Friday, Jun. 25, 1965
Junkyard Playgrounds
U.S. playgrounds with their slick stretches of asphalt, colorful, convoluted slides and free-form sculptures for climbing, are among the world's safest, cleanest and most indestructible. But are they what children want? Of course not, says Lady Allen of Hurtwood, 68, a prominent British landscape architect and president of the World Organization for Early Childhood Education. After a month's survey of the East Coast's showpiece playgrounds, the no-nonsense dowager observed crisply that they are "an administrator's heaven and a child's hell." Said she: "It is time we decide whether our playgrounds are to be designed for adults, who love to be neat, or for children, who love to be dirty."
Even at Washington's John F. Kennedy Playground, which is considered one of the best in the U.S., Lady Allen faulted the elaborate array of model jet planes, trolleys, Coast Guard tugs and fire engines, none of which can be moved. "The successful playground," she argues, "is one in which children can move things around and make them obedient to their own wills."
Lady Allen's answer is the "adventure playground." Instead of flat asphalt, the lot ideally should have hills, grass and puddles. Its main features are: 1) a central pavilion where young children could keep out of the rain during the day and teen-agers could hold meetings at night, and 2) enough lumber, bricks, rope, pipes, hammers and nails to keep the kids busy. With a minimum of supervision, they would build tree houses, hideaways, swings--or just mud castles--and cook their own meals over an outdoor fire.

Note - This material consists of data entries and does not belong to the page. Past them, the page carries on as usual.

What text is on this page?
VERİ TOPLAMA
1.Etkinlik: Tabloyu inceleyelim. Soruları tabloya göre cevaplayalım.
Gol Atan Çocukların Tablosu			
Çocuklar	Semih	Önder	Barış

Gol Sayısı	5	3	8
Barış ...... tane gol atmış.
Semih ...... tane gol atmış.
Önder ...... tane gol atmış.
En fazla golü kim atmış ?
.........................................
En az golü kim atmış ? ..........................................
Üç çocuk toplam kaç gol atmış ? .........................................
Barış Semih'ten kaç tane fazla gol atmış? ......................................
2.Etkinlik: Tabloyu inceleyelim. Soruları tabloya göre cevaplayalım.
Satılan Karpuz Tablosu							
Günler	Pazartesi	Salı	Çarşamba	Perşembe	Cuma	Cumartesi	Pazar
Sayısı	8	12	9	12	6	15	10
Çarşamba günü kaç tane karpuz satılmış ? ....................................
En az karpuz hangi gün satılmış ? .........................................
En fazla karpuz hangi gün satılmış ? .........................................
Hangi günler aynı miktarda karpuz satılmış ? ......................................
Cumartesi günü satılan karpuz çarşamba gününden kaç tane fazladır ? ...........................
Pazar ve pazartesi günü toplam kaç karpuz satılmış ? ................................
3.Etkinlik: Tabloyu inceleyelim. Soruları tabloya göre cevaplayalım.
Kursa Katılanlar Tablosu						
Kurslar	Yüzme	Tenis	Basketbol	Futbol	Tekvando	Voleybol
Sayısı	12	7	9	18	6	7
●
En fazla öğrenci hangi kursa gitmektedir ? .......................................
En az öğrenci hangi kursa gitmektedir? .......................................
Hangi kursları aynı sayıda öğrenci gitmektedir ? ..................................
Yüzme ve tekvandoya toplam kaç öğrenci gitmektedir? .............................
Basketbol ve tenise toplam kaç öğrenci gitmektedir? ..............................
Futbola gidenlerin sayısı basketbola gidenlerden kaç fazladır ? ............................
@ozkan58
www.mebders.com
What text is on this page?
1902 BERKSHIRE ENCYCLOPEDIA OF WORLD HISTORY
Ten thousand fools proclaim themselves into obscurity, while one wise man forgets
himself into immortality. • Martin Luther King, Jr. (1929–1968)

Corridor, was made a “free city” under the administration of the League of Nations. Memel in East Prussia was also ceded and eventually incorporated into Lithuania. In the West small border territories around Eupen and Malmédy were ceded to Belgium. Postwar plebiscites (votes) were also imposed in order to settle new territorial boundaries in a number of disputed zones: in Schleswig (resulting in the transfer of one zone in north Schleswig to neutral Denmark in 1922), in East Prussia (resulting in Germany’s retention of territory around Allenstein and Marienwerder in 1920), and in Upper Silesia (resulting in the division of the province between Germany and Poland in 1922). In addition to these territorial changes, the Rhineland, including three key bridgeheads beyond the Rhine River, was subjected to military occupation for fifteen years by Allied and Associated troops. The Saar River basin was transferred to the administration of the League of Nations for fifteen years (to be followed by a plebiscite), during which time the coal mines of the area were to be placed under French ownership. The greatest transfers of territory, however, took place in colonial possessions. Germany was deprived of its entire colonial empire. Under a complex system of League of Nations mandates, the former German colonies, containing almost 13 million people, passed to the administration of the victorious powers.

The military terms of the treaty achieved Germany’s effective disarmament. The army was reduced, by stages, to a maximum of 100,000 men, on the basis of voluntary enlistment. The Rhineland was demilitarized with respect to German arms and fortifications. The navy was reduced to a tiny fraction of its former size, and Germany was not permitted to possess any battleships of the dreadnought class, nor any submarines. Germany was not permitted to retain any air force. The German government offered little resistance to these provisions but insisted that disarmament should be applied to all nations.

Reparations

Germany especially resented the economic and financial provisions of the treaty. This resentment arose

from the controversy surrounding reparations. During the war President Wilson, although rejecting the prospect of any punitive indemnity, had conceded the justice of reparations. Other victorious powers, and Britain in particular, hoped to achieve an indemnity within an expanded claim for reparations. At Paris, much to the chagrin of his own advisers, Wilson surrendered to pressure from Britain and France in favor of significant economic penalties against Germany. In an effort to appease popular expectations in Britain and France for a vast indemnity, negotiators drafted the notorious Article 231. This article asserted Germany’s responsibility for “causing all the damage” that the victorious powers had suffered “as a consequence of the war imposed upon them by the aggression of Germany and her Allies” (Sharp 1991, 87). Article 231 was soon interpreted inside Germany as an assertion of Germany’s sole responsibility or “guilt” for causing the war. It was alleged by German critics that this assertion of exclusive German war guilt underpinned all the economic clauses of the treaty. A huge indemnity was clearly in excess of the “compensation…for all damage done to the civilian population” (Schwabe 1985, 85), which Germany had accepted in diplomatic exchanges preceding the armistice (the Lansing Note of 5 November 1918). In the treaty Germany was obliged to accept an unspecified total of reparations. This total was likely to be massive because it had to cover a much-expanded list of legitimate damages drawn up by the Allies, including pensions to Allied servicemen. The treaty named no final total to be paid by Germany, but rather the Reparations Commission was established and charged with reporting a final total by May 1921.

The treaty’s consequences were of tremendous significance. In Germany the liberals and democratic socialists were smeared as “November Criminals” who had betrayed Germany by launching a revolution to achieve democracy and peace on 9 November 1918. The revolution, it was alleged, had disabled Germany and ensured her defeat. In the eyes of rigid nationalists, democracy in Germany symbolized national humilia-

Lady Allen got the idea on a 1945 visit to Copenhagen, where a Danish landscape architect had created an immensely popular playground by stocking a lot with building materials. It looked like a junkyard. Back home, she organized committees to take over old bomb sites and equip them in the same way. The kids thought that they were the best thing since ice cream. There are now 28 adventure playgrounds in England, and dozens more in Sweden, Denmark and Switzerland.
Insurance-conscious U.S. architects object that boards, bricks and nails are dangerous playthings. On the contrary, says Lady Allen, accidents are less frequent in her playgrounds than in conventional asphalt lots, probably because immovable playthings "bore children and breed a sort of mass hysteria." Anyway, she adds, "it is better to risk a broken leg than a broken spirit. A leg can always mend. A spirit may not."